We need to employ the mature us, the adult in us to make the decision then commit and convert the preference into a reality. For coaches, we use the tools of awareness and conscious choice to help people do exactly this.


Awareness & Conscious Choice

Awareness means gaining insight about ourselves by looking at what is real for us so we can own it and move forward. We do this by asking open, curious questions. There are no "shoulds" in awareness. There is no judgement. Here is what I just took myself through to end my daily battle of enjoying sleeping in vs. criticizing myself for not getting up early.


Me: I notice I'm feeling guilting about not getting up early.

Me: Why do you feel guilt?

Me: Because I should get more done in the morning and not waste time.

Me: Where does this idea that you are wasting time come from? (Note: This is an area I might want to explore more)

Me: I don't know. I just know I would feel better if I did the things I keep trying to do.

Me: What is it that you want to do?

Me: Meditate every morning. Meet this group of women for an early morning workout.

Me: Why do you want to do that?

Me: To have a calm mind. So I have more patience with my kids.

Me: And the group of women?

Me: To have more connection, and work out in a way that is something other than running. To build strength.

Me: That all sounds like good things in line with your values. What is getting in the way of having that?

Me: I really like to stay in bed. And if I'm honest, I stay up late. I start reading Twitter and I feel like I need more sleep in the morning.

Me: What would help you get up early?

Me: Turning my phone off at a decent hour. Having a way to be accountable.

Me: What would help that would make it fun, not an obligation?

Me: Maybe have something to look forward to? A treat. Or meet someone there that I already know.

Me: How committed are you to making this change from 1 to 10 with 10 being absolutely nothing can stop you?

Me: A 6

Me: What would help you increase it to an 8?

Me: Deciding to not feel whiney about it any more and just put on some big girl undies and do it. Pick a date. Make it happen. Don't make such a big deal about it. Nothing is stopping me other than me.

Me: Anything else that will help?

Me: Some goals and a way to track progress.

Me: Such as?

Me: I need to decide on how many times a week/a month I'm going to do this. Then maybe find an app to track it.


Over the last 24 hours this is roughly the conversation I've had in my head and I got to solutions and a plan. In asking these questions, I am coaching the part of me that feels less than full empowered (whiney, frustrated, harboring some self-pity). What open-ended questions like these do is create awareness without judgement so there is space to shift perspective from "Poor me, why do I always do this? (victim)" to, "Okay, let's move past suffering and make some decisions to own this" which is to say, bringing this situation to a place where conscious choice can happen.

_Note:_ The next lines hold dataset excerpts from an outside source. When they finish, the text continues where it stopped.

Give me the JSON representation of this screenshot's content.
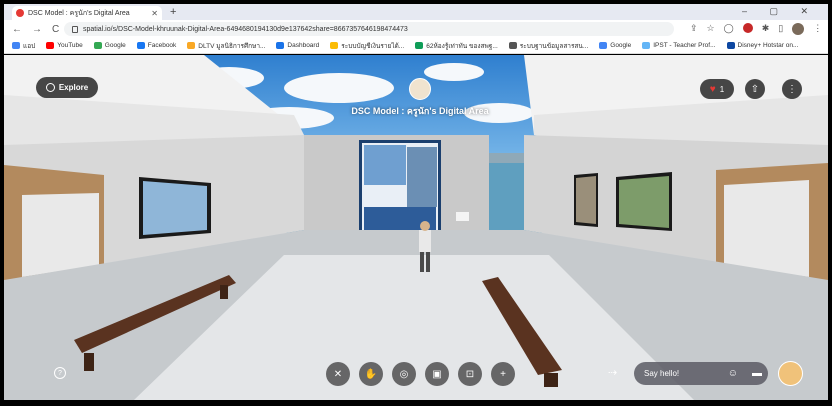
{
  "browser": {
    "tab_title": "DSC Model : ครูนัก's Digital Area",
    "new_tab": "+",
    "window_controls": "– ▢ ✕",
    "nav": {
      "back": "←",
      "forward": "→",
      "reload": "C"
    },
    "url": "spatial.io/s/DSC-Model-khruunak-Digital-Area-6494680194130d9e137642share=8667357646198474473",
    "bookmarks": [
      {
        "label": "แอป",
        "color": "#4285f4"
      },
      {
        "label": "YouTube",
        "color": "#ff0000"
      },
      {
        "label": "Google",
        "color": "#34a853"
      },
      {
        "label": "Facebook",
        "color": "#1877f2"
      },
      {
        "label": "DLTV มูลนิธิการศึกษา...",
        "color": "#f9a825"
      },
      {
        "label": "Dashboard",
        "color": "#1a73e8"
      },
      {
        "label": "ระบบบัญชีเงินรายได้...",
        "color": "#fbbc05"
      },
      {
        "label": "62ห้องรู้เท่าทัน ของสพฐ...",
        "color": "#0f9d58"
      },
      {
        "label": "ระบบฐานข้อมูลสารสน...",
        "color": "#555555"
      },
      {
        "label": "Google",
        "color": "#4285f4"
      },
      {
        "label": "IPST - Teacher Prof...",
        "color": "#64b5f6"
      },
      {
        "label": "Disney+ Hotstar on...",
        "color": "#0d47a1"
      }
    ]
  },
  "space": {
    "explore_label": "Explore",
    "title": "DSC Model : ครูนัก's Digital Area",
    "likes": "1"
  },
  "chat": {
    "placeholder": "Say hello!"
  },
  "icons": {
    "share": "⇧",
    "more": "⋮",
    "help": "?",
    "gesture": "⇢",
    "emoji": "☺",
    "messages": "▬",
    "tools": [
      "✕",
      "✋",
      "◎",
      "▣",
      "⊡",
      "+"
    ]
  },
  "colors": {
    "accent_heart": "#e53935",
    "bench": "#5a3320",
    "sky": "#2f7fcf"
  }
}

Is the choice always "do the thing you think you should do?" Absolutely not. Sometimes the choice is, "I don't want to do the thing I think I should do." Or it is boundaries: I'm only willing to commit to X amount of time or resources and nothing more. It isn't either/or. There is a middle ground of options if we can move past the shame and beating ourselves up.


We each get to decide what's good enough, and I think that is the thing we all struggle with most. What if we make the "wrong" decision. Then by not making a decision at all, we stay in the default choice/shame cycle until it hurts bad enough to change. And then we feel jealous of others who make the choices we are beating ourselves up for not making.

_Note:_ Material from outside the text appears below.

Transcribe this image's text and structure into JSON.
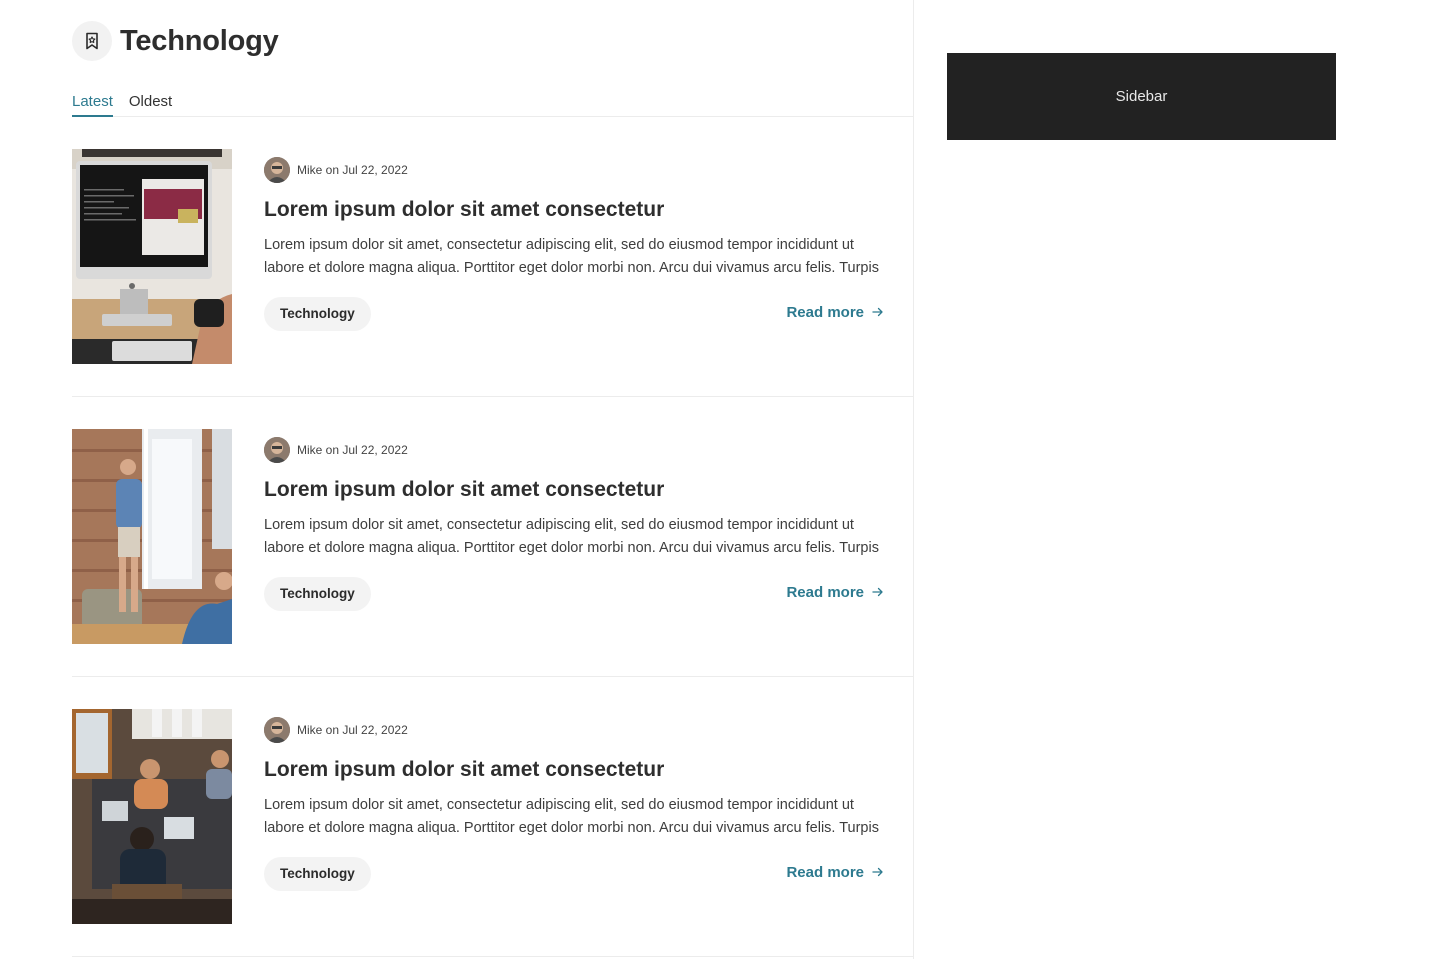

When we get to the point where we can make a choice like sleeping in, and when our boyfriend for BFF does something cool while we were sleeping and we don't get jealous, then we know we owned our choice - and that's where there is freedom and less stress.



Homework

My questions to you are:

  1. What are the defaults you have long tolerated?

  2. What changes would you like to see instead?

  3. How could you move your changes from a preference or a should to a commitment?

  4. How could you engage the "big you", the adult, the one that has the capacity for grit and ownership, to help the little you (who is hesitating, has excuses, etc.) to make it happen?